Heather Berg in Jacobin:
Why, under the banner of concern for “the women at the heart of the debate” (represented by a list of predictable tropes of abject sex workers) is Pollitt asking us to consider whether prostitution encourages men to feel entitled to sex without having to charm an unpaid woman in a bar? Because the women at the heart of this debate aren’t sex workers, but secondary consumers who might have to deal with male partners who are rude, socially awkward, or bad in bed.
Unpaid intimacy is a space of work too, and a Marxist feminist dialogue about how paid and unpaid sexual partners might struggle in solidarity would be wonderful. That would, however, require a radical departure from the “you’re not a worker because I don’t like what you produce” line of argument.
It’s rhetoric we’re all too familiar with. Catherine MacKinnon made the question of which women count painfully clear: “One does not have to notice that pornography models are real women to whom something real is being done … The aesthetic of pornography itself, the way it provides what those who consume it want, is itself the evidence.” Pollitt suggests that Gira Grant spends too much time taking easy shots at the “dead gray mare of 1980s anti-porn feminism.” “Was any cause ever so decisively defeated?” she writes.

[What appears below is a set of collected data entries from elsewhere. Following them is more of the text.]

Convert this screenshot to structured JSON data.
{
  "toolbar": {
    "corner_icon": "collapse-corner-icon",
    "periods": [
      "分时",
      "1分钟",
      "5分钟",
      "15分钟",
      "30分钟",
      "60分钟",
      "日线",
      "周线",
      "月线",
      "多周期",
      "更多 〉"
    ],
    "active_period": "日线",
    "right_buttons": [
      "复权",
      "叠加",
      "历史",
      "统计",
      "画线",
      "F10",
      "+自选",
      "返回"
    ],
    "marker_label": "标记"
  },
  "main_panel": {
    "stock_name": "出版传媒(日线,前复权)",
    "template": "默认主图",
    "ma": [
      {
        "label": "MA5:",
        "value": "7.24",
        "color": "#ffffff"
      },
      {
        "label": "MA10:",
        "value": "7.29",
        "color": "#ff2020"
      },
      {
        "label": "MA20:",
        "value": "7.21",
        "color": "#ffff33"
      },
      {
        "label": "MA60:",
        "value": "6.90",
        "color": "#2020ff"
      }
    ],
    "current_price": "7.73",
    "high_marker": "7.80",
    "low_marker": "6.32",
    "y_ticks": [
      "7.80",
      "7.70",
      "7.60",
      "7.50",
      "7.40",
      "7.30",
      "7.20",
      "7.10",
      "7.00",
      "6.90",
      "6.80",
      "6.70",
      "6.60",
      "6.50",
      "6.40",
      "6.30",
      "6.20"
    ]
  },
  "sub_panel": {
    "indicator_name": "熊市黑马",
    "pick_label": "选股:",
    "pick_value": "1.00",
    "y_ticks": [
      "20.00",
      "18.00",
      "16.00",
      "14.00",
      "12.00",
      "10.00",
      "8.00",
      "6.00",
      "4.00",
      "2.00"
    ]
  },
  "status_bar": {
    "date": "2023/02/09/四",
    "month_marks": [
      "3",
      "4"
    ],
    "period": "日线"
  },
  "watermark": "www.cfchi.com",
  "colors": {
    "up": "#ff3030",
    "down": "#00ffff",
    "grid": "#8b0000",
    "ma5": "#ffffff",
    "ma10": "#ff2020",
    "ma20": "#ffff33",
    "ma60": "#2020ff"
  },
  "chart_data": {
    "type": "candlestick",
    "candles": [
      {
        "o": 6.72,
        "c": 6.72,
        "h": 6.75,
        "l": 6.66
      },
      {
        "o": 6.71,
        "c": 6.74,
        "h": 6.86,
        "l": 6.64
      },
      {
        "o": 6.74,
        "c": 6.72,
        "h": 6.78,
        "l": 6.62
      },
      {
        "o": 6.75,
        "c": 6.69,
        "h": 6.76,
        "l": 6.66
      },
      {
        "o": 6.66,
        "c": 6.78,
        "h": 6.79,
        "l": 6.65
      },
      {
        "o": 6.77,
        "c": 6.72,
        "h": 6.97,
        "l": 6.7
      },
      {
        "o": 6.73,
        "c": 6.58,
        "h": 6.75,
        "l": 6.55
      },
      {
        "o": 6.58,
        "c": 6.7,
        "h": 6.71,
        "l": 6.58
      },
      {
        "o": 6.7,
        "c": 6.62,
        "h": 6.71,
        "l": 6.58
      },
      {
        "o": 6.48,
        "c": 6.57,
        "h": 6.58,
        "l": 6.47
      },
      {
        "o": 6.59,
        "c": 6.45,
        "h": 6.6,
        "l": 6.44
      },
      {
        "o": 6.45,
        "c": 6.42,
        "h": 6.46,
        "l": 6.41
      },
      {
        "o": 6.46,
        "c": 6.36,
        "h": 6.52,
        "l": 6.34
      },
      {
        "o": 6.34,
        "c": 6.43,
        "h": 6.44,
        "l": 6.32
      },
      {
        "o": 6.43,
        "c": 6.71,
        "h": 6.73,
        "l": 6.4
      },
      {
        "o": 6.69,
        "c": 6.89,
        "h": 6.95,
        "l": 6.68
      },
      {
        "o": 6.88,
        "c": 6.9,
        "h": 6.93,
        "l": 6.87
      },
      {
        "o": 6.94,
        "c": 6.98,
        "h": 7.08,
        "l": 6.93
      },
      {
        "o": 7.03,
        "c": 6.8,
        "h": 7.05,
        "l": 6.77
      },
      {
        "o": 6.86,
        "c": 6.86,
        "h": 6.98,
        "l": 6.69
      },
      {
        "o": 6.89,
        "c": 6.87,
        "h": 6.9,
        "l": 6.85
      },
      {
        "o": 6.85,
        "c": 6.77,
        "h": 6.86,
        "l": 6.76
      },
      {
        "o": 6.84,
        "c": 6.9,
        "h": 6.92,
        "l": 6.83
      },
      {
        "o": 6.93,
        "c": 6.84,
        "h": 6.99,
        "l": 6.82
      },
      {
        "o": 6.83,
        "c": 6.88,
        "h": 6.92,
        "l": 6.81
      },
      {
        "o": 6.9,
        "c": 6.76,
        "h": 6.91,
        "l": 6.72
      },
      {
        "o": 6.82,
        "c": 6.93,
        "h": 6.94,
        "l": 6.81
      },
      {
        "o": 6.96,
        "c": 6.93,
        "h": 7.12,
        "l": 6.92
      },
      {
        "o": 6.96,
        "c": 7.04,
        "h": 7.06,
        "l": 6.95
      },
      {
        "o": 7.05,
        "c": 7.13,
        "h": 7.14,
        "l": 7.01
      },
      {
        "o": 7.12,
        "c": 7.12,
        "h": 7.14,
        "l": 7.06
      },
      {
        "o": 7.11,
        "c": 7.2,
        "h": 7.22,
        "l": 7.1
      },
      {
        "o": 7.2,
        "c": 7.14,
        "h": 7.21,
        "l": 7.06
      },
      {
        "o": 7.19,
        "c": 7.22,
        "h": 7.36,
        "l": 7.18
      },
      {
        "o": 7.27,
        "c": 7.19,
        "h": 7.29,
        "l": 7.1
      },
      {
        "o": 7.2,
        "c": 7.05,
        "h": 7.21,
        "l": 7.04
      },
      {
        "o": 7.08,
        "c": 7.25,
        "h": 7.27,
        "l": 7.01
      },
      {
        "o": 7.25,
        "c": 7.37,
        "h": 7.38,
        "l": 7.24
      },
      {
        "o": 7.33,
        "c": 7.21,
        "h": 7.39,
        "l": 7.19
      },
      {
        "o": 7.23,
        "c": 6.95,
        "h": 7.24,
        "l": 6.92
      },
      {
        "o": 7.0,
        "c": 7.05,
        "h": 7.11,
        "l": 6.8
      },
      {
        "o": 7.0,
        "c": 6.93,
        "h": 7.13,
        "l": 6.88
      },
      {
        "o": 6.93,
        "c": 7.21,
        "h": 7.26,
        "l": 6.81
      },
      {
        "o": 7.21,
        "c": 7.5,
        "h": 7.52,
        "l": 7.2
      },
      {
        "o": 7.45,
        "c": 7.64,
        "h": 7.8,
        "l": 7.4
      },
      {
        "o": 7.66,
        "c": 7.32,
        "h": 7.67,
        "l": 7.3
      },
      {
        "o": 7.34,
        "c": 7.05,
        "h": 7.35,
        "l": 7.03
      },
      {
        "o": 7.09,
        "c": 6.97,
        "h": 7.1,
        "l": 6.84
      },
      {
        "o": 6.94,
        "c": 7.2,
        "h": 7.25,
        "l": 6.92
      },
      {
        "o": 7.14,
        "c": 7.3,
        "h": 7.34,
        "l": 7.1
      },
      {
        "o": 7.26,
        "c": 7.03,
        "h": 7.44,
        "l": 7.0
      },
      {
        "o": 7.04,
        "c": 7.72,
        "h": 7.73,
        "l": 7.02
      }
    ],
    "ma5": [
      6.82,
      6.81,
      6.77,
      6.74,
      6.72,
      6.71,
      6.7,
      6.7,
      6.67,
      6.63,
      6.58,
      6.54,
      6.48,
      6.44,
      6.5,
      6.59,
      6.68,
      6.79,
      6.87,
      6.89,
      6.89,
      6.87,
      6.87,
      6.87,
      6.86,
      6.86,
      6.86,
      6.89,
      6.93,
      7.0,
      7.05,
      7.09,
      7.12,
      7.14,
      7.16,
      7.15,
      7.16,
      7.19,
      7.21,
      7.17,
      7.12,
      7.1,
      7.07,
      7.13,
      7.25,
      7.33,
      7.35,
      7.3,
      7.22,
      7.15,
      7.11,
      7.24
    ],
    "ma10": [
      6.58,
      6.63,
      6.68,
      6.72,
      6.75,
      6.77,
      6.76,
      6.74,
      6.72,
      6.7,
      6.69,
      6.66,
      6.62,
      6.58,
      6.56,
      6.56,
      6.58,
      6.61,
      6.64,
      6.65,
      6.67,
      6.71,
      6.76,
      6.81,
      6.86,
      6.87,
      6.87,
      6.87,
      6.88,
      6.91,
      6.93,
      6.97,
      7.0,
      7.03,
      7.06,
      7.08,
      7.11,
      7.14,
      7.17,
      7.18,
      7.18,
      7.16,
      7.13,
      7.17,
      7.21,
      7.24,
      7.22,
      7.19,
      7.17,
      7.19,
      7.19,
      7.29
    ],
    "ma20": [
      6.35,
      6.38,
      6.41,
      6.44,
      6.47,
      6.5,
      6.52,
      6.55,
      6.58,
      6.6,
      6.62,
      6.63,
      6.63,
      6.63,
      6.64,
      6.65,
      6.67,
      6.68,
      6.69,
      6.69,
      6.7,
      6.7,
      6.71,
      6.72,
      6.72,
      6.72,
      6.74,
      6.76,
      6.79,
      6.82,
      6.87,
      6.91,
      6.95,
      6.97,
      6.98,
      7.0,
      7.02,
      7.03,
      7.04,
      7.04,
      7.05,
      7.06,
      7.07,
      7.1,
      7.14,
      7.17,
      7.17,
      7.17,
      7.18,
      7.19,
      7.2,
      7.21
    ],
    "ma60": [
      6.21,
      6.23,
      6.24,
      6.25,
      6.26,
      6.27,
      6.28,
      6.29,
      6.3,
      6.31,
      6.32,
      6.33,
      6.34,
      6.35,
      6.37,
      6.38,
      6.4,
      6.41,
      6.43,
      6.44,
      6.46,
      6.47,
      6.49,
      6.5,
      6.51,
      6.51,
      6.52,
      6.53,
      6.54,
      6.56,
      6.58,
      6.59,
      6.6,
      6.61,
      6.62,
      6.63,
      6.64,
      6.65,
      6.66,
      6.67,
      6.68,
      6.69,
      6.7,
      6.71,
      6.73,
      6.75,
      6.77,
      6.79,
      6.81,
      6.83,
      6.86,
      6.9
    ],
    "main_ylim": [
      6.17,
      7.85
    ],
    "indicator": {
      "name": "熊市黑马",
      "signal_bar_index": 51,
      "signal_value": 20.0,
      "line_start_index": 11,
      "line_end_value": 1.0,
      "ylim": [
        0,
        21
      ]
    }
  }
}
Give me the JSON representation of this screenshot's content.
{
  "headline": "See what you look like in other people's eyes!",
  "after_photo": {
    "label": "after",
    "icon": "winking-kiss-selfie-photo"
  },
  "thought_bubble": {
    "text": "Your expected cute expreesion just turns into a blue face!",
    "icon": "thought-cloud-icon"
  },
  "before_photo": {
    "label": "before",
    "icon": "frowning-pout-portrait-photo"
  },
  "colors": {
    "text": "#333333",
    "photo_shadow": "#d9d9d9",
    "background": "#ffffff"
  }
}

But one of the more chilling aspects of that cause — the insistence that workers don’t matter, products are the point — is alive and well at The Nation.
I suggest the reverse: the nature of a product is irrelevant to how we should theorize, legislate, or organize the labor involved in producing it. Workers are not socially accountable for whatever may come from their work. To accept otherwise encourages the over-identification with work that management finds so efficient in getting us to do more for less. It allows capital to extract not only time, but also ethical responsibility from workers.